0:04:12: V: Young responds to an audience member's question about the UN Security Council. Young says that the US, France and England are permanent members of the Security Council; that France and Canada hold two of the rotating seats. Young has a good rapport with the crowd. The crowd laughs at his jokes. An audience member asks about UN policy in Africa. Young says that he does not think pressure should be put on US corporations to divest from South Africa. Young adds that companies would continue to invest in South Africa through complicated transactions using foreign subsidiaries. Young notes that the students at Harvard should be learning all about the complicated finances of multi-national corporations. Young says that nothing would change through divestment; that US corporations are complicit with the government of South Africa; that change can be wrought through the guilt felt by these corporations. He notes that the students should continue to put pressure on Harvard's Board of Directors to divest from South Africa. He says that students should be idealistic, while administrators like him must be realistic. An audience member asks about the Carter Administration's policy in the Middle East. Young says that Jimmy Carter (US President) has been willing to expend political capital pushing for a peace settlement in the Middle East. Young says that Carter has never tried to impose peace on the parties involved in the conflict. Young says that Anwar Sadat (President of Egypt) has moved boldly to move the peace process forward; that the Carter Administration must work with Sadat; that the USSR must be forced to participate in the peace process; that the USSR will undermine the peace process if they are not involved. Young notes that Sadat and the Soviets have had a difficult relationship.

0:12:55: V: An audience member asks how he can remain morally conscious when the policy he conducts for the US is not always morally conscious. Young says that protest movements in the 1960s have led to a reawakening of the nation's moral conscience; that the Carter Administration was voted into office by morally conscious voters. Young notes that it is easier to protest than it is to govern; that the Carter Administration is staffed with idealistic, moral people of all races and ethnicities. Young notes that he chose to enter politics to put his ideals into action; that effective change can be made through politics as well as protest. Young talks about his experiences in the civil rights movement and the movement against the Vietnam War. Young says that there was a logical progression from the protest movements of the 1960s to the politics of change in the 1970s. Young says that he took his post in order to effect change in foreign policy; that foreign policy issues and domestic policy are closely related; that he has not compromised his ideals in performing his job. Young jokes that he tries to stand up for what is right while doing his job; that he might be looking for a new job someday because of that; that perhaps Harvard will hire him if he ever needs a job.
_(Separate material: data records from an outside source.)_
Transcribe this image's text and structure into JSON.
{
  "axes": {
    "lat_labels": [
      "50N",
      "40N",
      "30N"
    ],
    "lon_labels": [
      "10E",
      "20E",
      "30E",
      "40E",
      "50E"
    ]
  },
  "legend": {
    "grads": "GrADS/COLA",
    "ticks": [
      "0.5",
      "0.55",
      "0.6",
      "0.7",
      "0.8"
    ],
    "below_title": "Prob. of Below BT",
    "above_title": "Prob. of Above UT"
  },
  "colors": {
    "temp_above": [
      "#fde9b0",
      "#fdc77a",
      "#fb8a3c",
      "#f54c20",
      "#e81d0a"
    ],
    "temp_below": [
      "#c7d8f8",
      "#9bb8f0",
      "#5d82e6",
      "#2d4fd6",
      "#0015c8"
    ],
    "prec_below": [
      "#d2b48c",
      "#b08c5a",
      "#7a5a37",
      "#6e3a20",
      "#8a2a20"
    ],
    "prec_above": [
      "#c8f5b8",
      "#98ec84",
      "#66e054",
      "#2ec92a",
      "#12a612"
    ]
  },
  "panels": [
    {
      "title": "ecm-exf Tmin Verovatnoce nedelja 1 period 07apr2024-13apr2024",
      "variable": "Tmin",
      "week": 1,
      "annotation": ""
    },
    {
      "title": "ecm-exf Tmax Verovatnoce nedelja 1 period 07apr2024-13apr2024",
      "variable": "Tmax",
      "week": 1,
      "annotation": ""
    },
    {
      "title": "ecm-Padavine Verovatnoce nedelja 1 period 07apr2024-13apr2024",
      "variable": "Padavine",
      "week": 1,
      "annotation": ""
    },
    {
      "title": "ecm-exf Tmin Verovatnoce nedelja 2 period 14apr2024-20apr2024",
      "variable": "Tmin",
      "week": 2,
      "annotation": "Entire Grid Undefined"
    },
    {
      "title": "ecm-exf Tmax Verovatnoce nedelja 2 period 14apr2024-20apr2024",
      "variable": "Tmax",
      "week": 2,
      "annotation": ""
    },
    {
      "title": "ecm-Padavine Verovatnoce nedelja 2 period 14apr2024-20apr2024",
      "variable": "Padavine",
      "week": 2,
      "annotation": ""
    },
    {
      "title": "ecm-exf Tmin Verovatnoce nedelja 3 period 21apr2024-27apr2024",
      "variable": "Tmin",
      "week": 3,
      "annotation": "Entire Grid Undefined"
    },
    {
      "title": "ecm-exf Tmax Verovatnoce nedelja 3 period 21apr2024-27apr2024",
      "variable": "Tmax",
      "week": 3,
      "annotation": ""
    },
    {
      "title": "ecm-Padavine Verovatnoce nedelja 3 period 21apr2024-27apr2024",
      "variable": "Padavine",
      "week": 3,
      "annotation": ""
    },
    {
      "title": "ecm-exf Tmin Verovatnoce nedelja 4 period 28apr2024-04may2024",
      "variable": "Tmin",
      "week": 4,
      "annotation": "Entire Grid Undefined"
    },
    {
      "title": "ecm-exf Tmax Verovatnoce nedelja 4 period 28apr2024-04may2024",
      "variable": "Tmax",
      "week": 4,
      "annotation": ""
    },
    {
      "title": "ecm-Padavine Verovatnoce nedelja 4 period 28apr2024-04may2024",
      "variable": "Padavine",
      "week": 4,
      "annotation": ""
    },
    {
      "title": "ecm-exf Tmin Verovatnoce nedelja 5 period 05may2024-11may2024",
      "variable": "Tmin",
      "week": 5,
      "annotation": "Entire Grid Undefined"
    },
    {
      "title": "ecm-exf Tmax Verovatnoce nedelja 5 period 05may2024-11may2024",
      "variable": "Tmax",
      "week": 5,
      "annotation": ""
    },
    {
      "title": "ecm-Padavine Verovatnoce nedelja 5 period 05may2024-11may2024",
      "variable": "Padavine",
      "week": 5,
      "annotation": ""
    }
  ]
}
The audience laughs at the joke.

0:18:30: V: An audience member asks Young if he has seen an increase in "television diplomacy." Young says that he has seen an increase in "television diplomacy." Young responds to another audience question. Young says that the Carter Administration is staffed with people who are advocating change; that these people were outside of politics before. Young notes that Ernie Green (Assistant Secretary for Manpower) was one of the students who integrated Little Rock High School in 1958; that Green is working hard to create jobs within the African American communities; that he has been working on the problem for only six months. Young notes that an African American lawyer from Harvard helped prepare the brief for the Bakke court case. Young notes that Patricia Harris is Carter's Secretary for Housing and Urban Development. Young says that African American organizations needs to work within the structure of the government; that the activists in the civil rights movement were working with the Kennedy Administration in the early 1960s.